This is my first time hosting a Poetry Friday. Ever. Honestly, I’m rather embarrassed about this, that I haven’t done it yet, as I’m a big fan of the whole tradition. I truly and deeply always have wanted to host. Anyway. Better late than never, and I hope you all will acquaint yourselves with Mister Linky (dude, that’s his real name; I always thought someone make it up all jokey) at the bottom of the post and let all your Poetry Friday peeps know what you’re up to.

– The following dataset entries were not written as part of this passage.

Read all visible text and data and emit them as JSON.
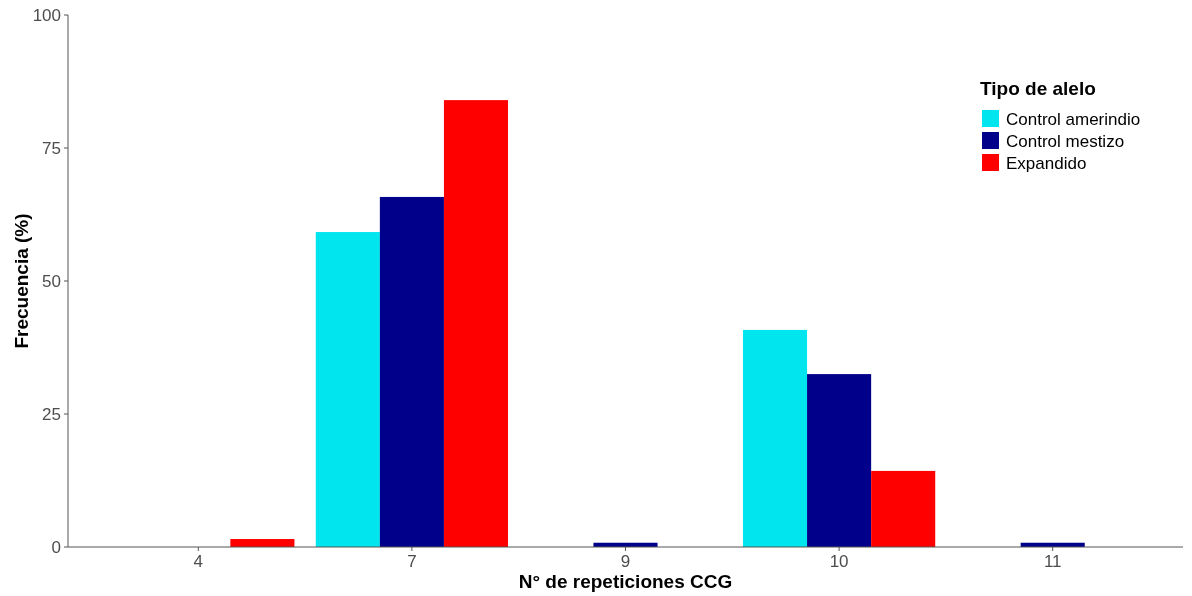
{
  "chart_data": {
    "type": "bar",
    "xlabel": "N° de repeticiones CCG",
    "ylabel": "Frecuencia (%)",
    "legend_title": "Tipo de alelo",
    "categories": [
      "4",
      "7",
      "9",
      "10",
      "11"
    ],
    "series": [
      {
        "name": "Control amerindio",
        "color": "#00e5ee",
        "values": [
          null,
          59.2,
          null,
          40.8,
          null
        ]
      },
      {
        "name": "Control mestizo",
        "color": "#00008b",
        "values": [
          null,
          65.8,
          0.8,
          32.5,
          0.8
        ]
      },
      {
        "name": "Expandido",
        "color": "#ff0000",
        "values": [
          1.5,
          84.0,
          null,
          14.3,
          null
        ]
      }
    ],
    "ylim": [
      0,
      100
    ],
    "yticks": [
      0,
      25,
      50,
      75,
      100
    ],
    "grid": false,
    "legend": "top right"
  }
}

First things first, though: This morning, I’m celebrating Jeannine Atkins’ new title, Borrowed Names: Poems About Laura Ingalls Wilder, Madam C.J. Walker, Marie Curie, and Their Daughters, released by Henry Holt in March (and which, it was recently announced here, will be receiving a starred review in the May/June issue of the Horn Book, another starred review in a growing list of them). Now, here’s the thing: I’m still reading it. Since I’m doing my own writing myself these days, my reading rate (anything other than picture books) is fairly slow. I started Jeannine’s book and absolutely fell in love with it, but that didn’t mean my little windows of time in life in which to get things done didn’t preclude me from just devouring the book, as I was wont to do.
I have managed to finish the first part, though, all about Laura Ingalls Wilder and her spunky, independent, world-travelling daughter, Rose, who both encouraged her mother to write her life story and helped her shape the novel into what we read today. And it blew me away. It made me wonder and laugh and cry and have goosebumps and sometimes simply put the book down and think for about an hour (or two or three) and ponder my relationship with my own daughters and much more. It’s truly beautiful — masterfully-executed, never giving in to excessive sentimentality, and powerfully-felt.